I actually started off as pre-med. I was fascinated by the idea that “intelligent machines” could be used to improve medicine, and so I joined T-Lab. Over time, I’ve realized that recent advances in machine learning could redefine how doctors interact with their patients. These technologies have an incredible potential to assist with diagnosis, identify medical errors, and even recommend treatments. My perspective on how I could contribute to healthcare shifted completely, and I decided that bioinformatics has more potential to change the practice of medicine than a single doctor will ever have.

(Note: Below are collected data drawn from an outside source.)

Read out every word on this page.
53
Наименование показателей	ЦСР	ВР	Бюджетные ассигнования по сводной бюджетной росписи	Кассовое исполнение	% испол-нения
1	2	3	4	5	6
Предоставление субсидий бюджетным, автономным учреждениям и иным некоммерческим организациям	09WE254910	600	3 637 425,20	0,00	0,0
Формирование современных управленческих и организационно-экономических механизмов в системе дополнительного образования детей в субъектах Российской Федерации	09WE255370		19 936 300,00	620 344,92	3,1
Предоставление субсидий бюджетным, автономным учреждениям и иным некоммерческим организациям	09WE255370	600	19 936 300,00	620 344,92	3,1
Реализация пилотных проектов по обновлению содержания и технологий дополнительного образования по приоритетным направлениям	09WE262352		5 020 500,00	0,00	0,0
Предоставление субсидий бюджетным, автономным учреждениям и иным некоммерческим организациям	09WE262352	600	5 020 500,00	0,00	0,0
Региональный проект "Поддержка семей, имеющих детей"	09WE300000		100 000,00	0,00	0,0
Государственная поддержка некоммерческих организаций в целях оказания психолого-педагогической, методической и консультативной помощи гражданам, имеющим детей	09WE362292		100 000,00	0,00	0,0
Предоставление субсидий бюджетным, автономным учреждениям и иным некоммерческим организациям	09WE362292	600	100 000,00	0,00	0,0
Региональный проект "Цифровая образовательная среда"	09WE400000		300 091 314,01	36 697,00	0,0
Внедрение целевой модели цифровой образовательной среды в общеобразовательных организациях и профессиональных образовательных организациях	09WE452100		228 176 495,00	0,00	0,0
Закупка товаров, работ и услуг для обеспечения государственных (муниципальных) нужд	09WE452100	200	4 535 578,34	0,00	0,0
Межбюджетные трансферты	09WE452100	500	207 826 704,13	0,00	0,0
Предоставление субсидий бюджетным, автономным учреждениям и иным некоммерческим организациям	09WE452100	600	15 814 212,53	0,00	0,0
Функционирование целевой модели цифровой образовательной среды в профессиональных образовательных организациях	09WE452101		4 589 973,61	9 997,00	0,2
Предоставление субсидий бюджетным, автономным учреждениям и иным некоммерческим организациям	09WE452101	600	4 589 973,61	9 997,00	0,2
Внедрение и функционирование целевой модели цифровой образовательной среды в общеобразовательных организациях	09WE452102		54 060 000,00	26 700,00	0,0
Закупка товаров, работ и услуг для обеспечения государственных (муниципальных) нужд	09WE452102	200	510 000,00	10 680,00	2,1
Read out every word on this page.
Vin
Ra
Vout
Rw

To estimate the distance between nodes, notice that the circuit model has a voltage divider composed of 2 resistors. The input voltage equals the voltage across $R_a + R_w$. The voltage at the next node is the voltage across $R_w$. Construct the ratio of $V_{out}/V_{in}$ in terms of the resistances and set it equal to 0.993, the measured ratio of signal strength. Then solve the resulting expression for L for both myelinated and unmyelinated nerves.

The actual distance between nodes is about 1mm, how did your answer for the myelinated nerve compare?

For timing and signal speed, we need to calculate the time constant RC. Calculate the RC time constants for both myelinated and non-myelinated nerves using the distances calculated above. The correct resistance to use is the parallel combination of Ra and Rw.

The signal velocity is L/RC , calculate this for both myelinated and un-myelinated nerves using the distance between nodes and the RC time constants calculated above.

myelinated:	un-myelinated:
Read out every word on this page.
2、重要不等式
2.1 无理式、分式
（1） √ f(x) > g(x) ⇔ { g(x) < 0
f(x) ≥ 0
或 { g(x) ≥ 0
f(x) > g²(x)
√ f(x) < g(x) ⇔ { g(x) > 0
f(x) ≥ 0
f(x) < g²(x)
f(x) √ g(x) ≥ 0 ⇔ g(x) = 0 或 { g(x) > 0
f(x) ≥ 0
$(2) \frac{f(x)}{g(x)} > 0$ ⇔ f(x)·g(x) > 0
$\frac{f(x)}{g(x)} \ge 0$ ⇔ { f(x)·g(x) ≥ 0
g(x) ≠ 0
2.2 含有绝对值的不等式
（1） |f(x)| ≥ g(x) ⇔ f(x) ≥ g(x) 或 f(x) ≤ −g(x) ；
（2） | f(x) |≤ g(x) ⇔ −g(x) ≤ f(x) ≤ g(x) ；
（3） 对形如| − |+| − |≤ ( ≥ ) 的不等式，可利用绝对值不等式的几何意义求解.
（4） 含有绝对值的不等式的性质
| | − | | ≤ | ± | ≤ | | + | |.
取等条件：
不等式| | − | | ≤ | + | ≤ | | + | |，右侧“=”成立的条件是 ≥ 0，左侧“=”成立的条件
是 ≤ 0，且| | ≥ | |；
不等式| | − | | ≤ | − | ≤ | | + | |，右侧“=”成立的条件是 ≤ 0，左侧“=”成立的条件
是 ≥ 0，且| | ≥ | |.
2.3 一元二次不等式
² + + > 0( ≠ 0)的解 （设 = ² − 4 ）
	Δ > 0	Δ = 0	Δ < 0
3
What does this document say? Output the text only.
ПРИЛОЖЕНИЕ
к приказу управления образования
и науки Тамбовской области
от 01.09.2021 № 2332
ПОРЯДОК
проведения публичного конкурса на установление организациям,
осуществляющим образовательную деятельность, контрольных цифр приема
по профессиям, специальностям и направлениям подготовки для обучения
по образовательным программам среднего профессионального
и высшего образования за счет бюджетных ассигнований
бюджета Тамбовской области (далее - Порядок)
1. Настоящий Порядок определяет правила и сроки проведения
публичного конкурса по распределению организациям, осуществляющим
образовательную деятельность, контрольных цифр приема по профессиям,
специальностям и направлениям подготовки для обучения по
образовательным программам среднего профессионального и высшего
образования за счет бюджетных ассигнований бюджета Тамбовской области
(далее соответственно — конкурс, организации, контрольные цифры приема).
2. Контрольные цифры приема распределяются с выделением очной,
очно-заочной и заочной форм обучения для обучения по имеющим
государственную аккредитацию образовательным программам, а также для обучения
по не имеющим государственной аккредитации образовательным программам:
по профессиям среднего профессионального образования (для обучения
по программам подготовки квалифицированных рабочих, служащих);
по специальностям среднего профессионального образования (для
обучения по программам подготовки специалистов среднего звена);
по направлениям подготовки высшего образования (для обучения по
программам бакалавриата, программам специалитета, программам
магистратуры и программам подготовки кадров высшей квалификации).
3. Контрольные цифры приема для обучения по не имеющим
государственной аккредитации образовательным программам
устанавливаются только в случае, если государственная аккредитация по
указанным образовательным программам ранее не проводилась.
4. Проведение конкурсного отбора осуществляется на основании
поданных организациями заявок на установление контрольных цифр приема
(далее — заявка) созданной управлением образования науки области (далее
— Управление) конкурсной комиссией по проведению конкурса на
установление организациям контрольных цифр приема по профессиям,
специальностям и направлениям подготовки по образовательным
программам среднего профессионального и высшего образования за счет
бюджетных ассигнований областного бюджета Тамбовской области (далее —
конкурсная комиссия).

This is why I’m now hoping to pursue a PhD in Biomedical Informatics. 

Do you think your skills were enhanced by working on the project? 
Both my knowledge of ML and statistics and my ability to implement my ideas have grown immensely as a result of working on this project. Also, I failed about seven times over two years. We were designing the algorithm and it was an iterative process – the initial versions of the algorithm had many flaws and we started from scratch multiple times. The entire process required a lot of patience and persistence since it took over 2 years! So, I guess it has taught me immense patience and persistence. 

Why did you decide to intern at the T-Lab? 
I was curious to learn more about the intersection of artificial intelligence and healthcare. I’m endlessly fascinated by the idea of improving the standards of healthcare by using machine learning models to assist doctors. 

Would you recommend volunteering or seeking projects out to other students? 
Absolutely. I think everyone should explore research. We have incredible labs here at Columbia with the world’s best minds leading them. Research opens the doors to work closely with them. It creates an environment for students to learn about a niche discipline and to apply the knowledge they gain in class.